Black-owned hotels in Atlanta in 1940s

A trivia item at the IMDb alleges that black actor James Baskett was unable to attend the premiere of Disney’s Song of the South in 1946 because no hotel in Atlanta would give him accommodation. Baskett starred as Uncle Remus, and later won a special Academy Award for his performance.

That sounds suspicious. Of course, Atlanta was a racially segregated city at that time. But it was also a large city (1940 metro area pop. 821,000), and must have had black-owned hotels that catered to the black community.

Anyone have the straight dope?

Wikipedia says it was the associated festivities that he wouldn’t have been allowed to attend (presumably held in segregated establishments). Given that he died shortly afterwards of heart disease, his health may have been a more important factor in him not attending.

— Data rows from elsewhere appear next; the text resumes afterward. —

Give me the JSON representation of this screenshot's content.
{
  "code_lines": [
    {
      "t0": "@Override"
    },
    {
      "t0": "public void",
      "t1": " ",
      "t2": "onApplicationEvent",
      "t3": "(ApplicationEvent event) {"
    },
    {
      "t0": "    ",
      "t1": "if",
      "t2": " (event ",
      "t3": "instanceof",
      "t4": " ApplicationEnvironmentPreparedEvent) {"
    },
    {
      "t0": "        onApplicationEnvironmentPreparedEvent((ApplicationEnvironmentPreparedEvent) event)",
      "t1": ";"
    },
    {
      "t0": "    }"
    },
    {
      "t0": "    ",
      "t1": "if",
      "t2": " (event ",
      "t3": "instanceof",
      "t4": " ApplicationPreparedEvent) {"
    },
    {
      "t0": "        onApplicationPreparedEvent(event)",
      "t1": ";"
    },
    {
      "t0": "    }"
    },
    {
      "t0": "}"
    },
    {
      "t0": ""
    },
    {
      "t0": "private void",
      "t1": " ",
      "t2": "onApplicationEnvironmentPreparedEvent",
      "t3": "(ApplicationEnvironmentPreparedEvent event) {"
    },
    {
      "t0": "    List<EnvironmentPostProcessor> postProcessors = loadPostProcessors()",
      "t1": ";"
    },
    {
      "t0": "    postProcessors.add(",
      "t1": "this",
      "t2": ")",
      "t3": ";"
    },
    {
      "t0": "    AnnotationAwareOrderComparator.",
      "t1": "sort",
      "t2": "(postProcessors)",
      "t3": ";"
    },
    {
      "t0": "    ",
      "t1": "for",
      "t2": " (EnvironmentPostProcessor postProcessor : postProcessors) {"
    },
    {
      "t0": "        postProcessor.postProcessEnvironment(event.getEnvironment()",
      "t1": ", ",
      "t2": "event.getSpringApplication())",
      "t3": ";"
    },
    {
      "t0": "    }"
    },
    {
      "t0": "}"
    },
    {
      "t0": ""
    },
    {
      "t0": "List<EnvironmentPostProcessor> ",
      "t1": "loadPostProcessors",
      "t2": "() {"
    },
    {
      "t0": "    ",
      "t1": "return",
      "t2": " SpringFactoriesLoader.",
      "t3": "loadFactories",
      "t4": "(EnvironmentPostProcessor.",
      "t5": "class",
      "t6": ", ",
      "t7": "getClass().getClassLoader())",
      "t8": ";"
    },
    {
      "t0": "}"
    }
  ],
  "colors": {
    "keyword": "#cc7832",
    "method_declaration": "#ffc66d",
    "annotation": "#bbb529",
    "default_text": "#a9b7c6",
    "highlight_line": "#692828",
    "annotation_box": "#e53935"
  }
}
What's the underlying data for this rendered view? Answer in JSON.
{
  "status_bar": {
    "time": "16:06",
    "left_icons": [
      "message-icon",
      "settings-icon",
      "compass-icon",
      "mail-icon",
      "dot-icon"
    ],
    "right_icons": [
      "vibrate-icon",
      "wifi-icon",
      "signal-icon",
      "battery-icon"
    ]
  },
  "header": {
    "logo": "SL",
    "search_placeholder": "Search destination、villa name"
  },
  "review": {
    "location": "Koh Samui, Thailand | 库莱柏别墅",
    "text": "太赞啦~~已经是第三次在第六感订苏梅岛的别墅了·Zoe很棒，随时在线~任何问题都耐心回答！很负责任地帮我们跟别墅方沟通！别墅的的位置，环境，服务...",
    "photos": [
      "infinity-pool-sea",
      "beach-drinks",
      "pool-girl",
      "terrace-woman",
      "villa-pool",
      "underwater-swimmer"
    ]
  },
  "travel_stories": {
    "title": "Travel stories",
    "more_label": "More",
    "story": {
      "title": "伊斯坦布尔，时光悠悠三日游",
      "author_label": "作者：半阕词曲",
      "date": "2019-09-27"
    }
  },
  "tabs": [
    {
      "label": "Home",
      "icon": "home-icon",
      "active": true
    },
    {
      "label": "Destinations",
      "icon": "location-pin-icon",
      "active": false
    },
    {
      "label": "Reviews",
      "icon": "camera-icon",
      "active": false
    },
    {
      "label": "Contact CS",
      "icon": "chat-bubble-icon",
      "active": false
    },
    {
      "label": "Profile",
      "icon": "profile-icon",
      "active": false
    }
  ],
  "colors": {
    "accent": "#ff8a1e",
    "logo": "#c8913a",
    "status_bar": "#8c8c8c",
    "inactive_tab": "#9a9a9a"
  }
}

Not at all coincidentally, one of the seminal civil rights case involving access to public accommodations and commerce clause authority to legislate private activity is the Heart of Atlanta Motel decided in 1964. I would, like you, have thought that there would have been a black only hotel though, especially given the presence of the thriving Sweet Auburn community not far from downtown.

Actually, I’m the author of that part of the Wikipedia article.

P.S. My previous post was referring to the James Baskett article in Wikipedia, not the Heart of Atlanta Motel.

as I suspected, the balck-owned Herndon Building in Sweet Auburn had a hotel section.

How’s this

Thanks, whole bean!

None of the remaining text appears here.